A 1971 Wedding Story: Told Through the Wedding Wardrobe that Featured

My parents got married in 1971. The 1971 India-Pakistan war officially started a few days before their wedding but the cards had already been distributed and the caterers instructed. The baraat band played “Dum Maro Dum” from the hit movie ‘Hare Rame Hare Krishna’ which was the rage at the time – an odd choice for a wedding song if the lyrics are considered but Bollywood always reigns supreme.

My parents had an arranged marriage in Punjab and my mother received various clothes from both sides as is customary. Her wedding wardrobe contained various sarees and her mother-in-law (my dadi) who was a clothes enthusiast herself gave her a beautiful selection of sarees which included a  few vintage sarees that belonged to her mother-in-law as a token of family history.  The bride, my mother, who happened to be a naturally organized lady, took great care in storing her wedding clothes in a meticulous fashion. Very recently my friend forwarded me an article from Vogue India that started with the tag line “The secret to a sustainable wardrobe? Knowing how to store your clothes.” I read this and instantly thought of my mom. My mother has always been someone who cares for her purchases regardless of whether they are old or new, cheap or expensive. Growing up, I remember her storing her out of season sarees carefully in a few trunks lined with paper.  She made concentrated efforts to separate her outfits with white paper and keep them out of direct light and humidity. A few years ago, she asked which of her wedding outfits I would like to have and then separated them equally between my sister-in-law and me.

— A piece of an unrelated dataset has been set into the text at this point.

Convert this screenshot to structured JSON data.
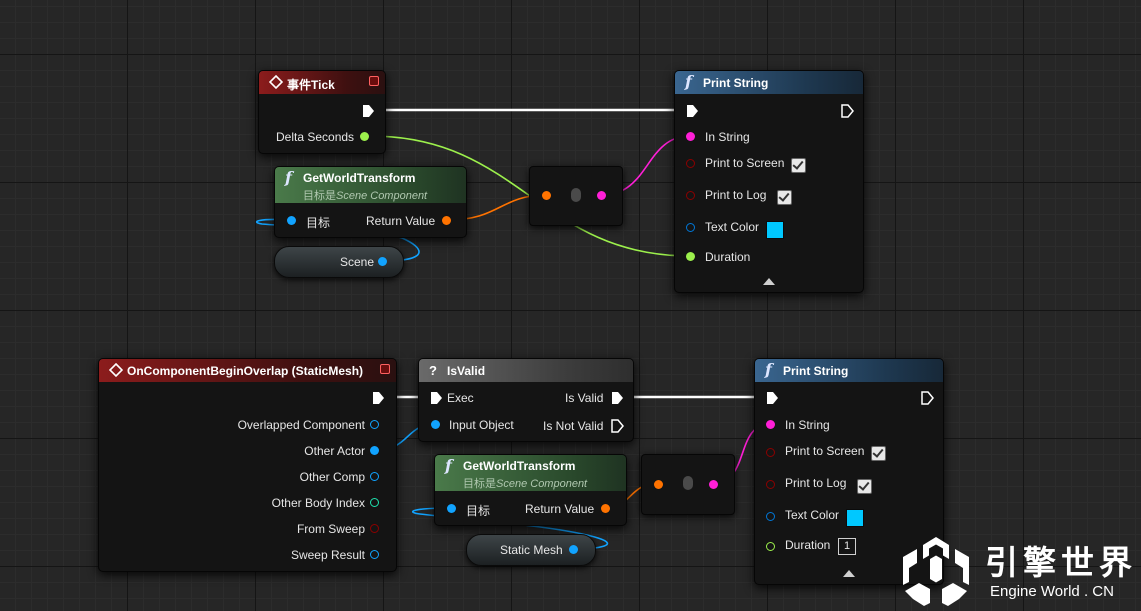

A few weeks ago, I surprised my parents by visiting them unannounced in the US and on my way home, decided to bring my share of her wedding wardrobe with me. It goes without saying that Indian fabrics are stunning and their weaves, colours and styles are a sight to behold.  My mother’s wedding trousseau is now almost 50 years old and I find the sarees and other Indian outfits from that era fascinating.  So much of her wardrobe is still so current and the styles have truly stood the test of time.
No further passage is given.